My first day in Beirut was unusually long, lasting from 9am – 5am, beginning with a walk in the neighborhood, a 3 hour lunch at Chez Sami in Jounieh north of Beirut with Haitham and his sweet friends from Kuwait, a visit to see the Lady of Lebanon in Harissa --the shrine built to honor the Virgin Mary complete with an enormous statue towering over the city like an ancient deity, dinner at Centrale, drinks at Avant Garde—the newest and most explicitly gay club in the center of the city, then on to Skybar and then finally B0-18, which is listed at #13 on the list of the world’s top 100 clubs for its extraordinary location and design. (http://www.worldsbestbars.com/top-100.htm)

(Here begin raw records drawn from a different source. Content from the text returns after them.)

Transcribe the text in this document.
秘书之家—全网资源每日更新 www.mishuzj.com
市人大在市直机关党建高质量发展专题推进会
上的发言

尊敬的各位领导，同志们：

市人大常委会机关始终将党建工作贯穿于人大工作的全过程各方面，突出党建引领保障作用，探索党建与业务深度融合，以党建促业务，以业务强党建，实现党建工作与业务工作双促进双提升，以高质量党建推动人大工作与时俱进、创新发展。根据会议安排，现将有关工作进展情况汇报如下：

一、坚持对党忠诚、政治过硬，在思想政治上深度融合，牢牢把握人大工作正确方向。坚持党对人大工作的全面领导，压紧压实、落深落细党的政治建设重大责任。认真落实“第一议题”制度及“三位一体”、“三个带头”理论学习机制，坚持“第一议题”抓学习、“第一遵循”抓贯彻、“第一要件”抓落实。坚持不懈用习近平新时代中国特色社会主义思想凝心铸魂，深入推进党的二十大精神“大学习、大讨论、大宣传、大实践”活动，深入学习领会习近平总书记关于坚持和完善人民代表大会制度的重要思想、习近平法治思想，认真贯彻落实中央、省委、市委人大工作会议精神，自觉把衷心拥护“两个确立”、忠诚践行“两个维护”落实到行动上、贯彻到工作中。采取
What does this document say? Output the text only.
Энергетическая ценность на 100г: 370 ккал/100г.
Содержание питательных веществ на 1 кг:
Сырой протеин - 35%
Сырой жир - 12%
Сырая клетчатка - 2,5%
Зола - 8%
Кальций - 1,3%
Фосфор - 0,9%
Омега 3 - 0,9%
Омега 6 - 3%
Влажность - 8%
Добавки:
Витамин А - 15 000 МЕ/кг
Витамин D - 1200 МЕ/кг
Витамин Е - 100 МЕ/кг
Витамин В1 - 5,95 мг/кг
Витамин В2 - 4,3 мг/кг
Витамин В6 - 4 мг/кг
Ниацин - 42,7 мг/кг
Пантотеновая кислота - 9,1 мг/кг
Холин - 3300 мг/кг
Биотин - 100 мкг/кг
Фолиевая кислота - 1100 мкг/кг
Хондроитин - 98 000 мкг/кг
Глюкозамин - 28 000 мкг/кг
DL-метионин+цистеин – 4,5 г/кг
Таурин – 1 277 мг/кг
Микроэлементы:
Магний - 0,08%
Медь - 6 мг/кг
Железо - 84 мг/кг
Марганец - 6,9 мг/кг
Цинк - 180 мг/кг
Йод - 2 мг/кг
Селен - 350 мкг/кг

According to a profile on the club's architect Bernard Khoury, published in OUT OF BEIRUT, "the club is situated across from a location in Beirut that was the site of many horrendous tortures during the civil war and is redolent with a ghostly presence. Previously a refugee camp, first for Armenians in the 20's and then for Palestinians and Kurds, many of whom were massacred by the Christian Phalangist Militia in 1976, the site was a desolate vacant lot rumoured to contain mass graves for the many 'missing'. The club was conceived as a bunker-like structure, set deep into the ground so that no superstructure is visible. Cars arrive from the adjacent motorway and park around the site in a semicircular arrangement. The entrance down dark metal stairs brings to mind the entrance to a tomb. The interiors are furnished with chairs lined with purple velvet and open like coffins. A spectacular sliding roof opens the club to the night sky and further enhances the idea of some Dantesque underworld in which dancing bodies find escape in a delirious present."

from OUT OF BEIRUT, published in 2006 by the Museum of Modern Art, Oxford, UK, and distributed by DAP, New York. It provides an excellent overview of the thriving intellectual, artistic and design community in Beirut during the post-war years.